Four children have contacted the authorities after their parents showed them Islamic State beheading videos. According to court documents, the Midlands children were taken out of school and were being “socially isolated.”

Details of the alleged “physical and emotional abuse” were heard in the High Court last week, leaving one of the children, a 10-year-old boy who suffers with learning difficulties, so traumatized he can no longer speak.

The children – three boys aged 10, 14 and 16, and the daughter, 18, all of Somali origin – alerted authorities and are now in foster care. Police intervened after the daughter emailed Childline.
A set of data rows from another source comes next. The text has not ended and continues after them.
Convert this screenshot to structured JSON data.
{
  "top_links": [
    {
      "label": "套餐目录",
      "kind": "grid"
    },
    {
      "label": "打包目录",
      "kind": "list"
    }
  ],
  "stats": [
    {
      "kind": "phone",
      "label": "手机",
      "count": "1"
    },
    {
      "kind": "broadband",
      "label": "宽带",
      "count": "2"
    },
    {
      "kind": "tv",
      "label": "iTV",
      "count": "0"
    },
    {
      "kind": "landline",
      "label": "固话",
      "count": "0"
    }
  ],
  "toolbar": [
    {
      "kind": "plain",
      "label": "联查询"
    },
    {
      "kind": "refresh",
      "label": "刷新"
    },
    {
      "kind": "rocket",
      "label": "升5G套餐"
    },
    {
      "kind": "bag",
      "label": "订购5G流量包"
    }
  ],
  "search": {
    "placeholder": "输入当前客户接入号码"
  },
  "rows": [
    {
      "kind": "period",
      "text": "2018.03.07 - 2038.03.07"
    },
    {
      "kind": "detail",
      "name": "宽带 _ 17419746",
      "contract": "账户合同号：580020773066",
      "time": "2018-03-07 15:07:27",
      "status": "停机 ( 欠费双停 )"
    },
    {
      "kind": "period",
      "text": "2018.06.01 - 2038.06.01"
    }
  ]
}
The 18-year-old told authorities that the children were being “kept at home, did not attend school and were kept socially isolated.” Police then subsequently traced the email to the family's home.

According to court documents, the children were only let out of the house once every three weeks. “The children have complained that their parents expressed support for extremist violence and have expressed anti-Semitic, anti-British, homophobic and anti-white views in the home, which the children reject,” the High Court judgment says.

Justice Alison Russell ruled last week that the youngest child should move to residential care.

"There are outstanding issues of considerable seriousness in respect of allegations made by the children both as to the extent of the physical and emotional abuse within the family home and as the complaints they have made that their parents tried to brainwash them and to influence them into adopting extremist views, sometimes known as radicalization," said the judge in her ruling.

Russell said that the parents, who cannot be named for legal reasons, “continue to deny the extent of complaints made of physical chastisement and of making the children watch inappropriate images of extremism on videos such as a beheading by Al-Shabaab, and of a rotting corpse. The children also said that (their parents) supported Abu Bakr Al-Baghdadi (a leader of Islamic State/IS).”